Elle est partout. Sur les plateaux de télévision, en conférence de presse avec ses collègues du Congrès ou sur les réseaux sociaux, la sénatrice de Californie Kamala Harris semble déterminée à ne pas laisser échapper ce moment. Le président Donald Trump «ne parle pas comme un président mais comme un dictateur», s’emporte-t-elle ici. «L’Amérique est à vif. Elle souffre», enchaîne-t-elle là. Kamala Harris s’affiche «en guérisseuse, en croisée et en esprit politique perspicace capable de guider le changement au sein du système de justice américain», s’amuse à son propos le Los Angeles Times.

Kamala Harris, de père jamaïcain et de mère indienne, s’imposera-t-elle comme la femme «noire» à même de donner le coup de pouce nécessaire à Joe Biden, le candidat démocrate à la présidentielle de novembre?
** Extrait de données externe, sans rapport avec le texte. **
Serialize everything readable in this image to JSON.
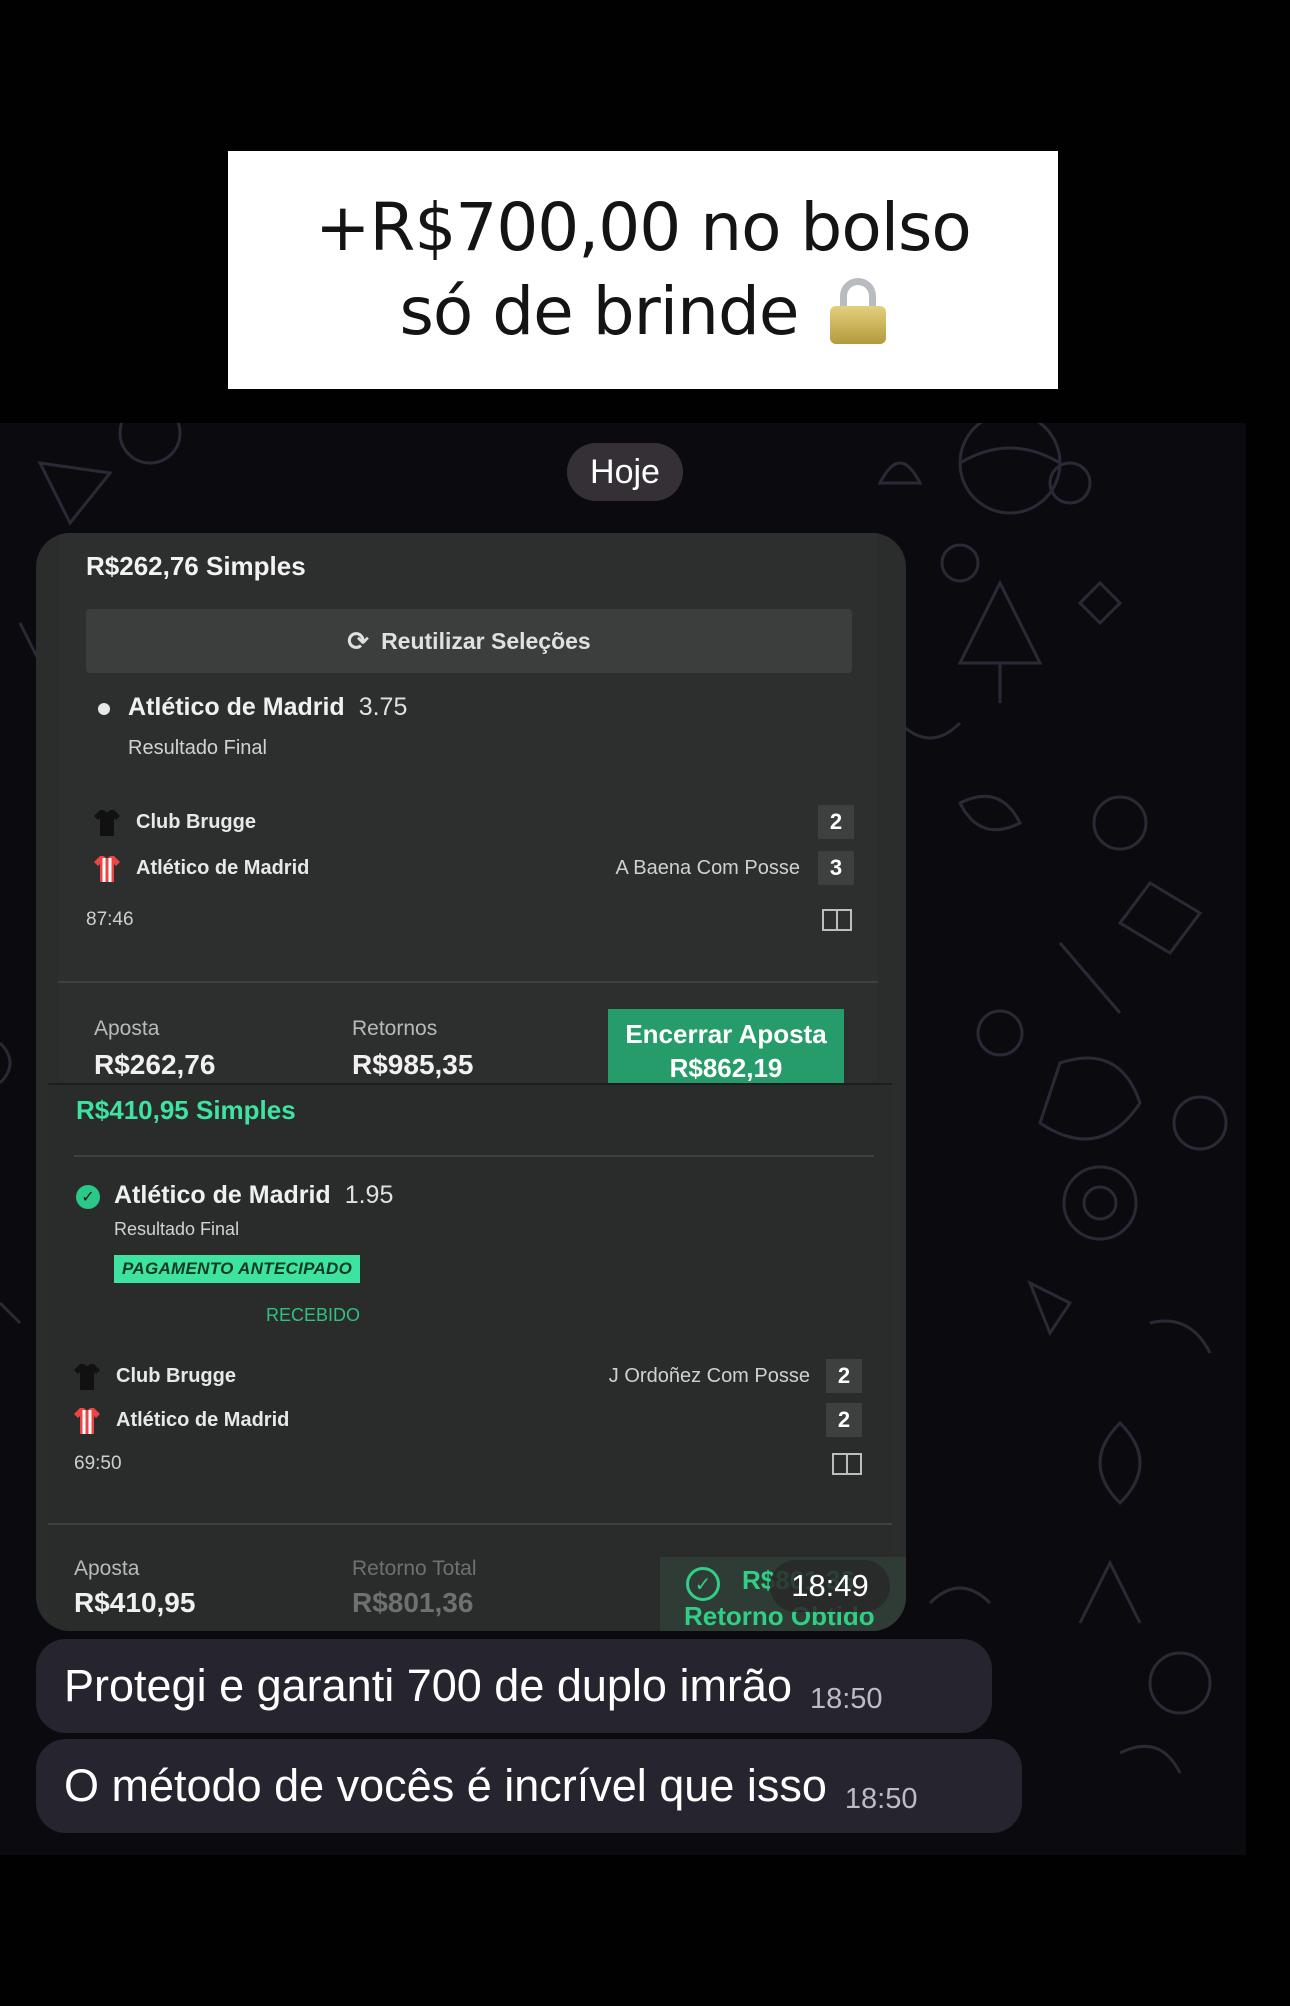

La mort de George Floyd et les manifestations qui se poursuivent dans le pays ont catapulté l’ancienne rivale de Biden aux primaires comme l’ultra-favorite pour être incluse dans le ticket démocrate, en tant que candidate à la vice-présidence. Mais les dés ne sont pas encore jetés, tant les démocrates sont aujourd’hui bousculés par les plaies – Covid-19, chômage, dérives autoritaires de Donald Trump – qui accablent l’Amérique.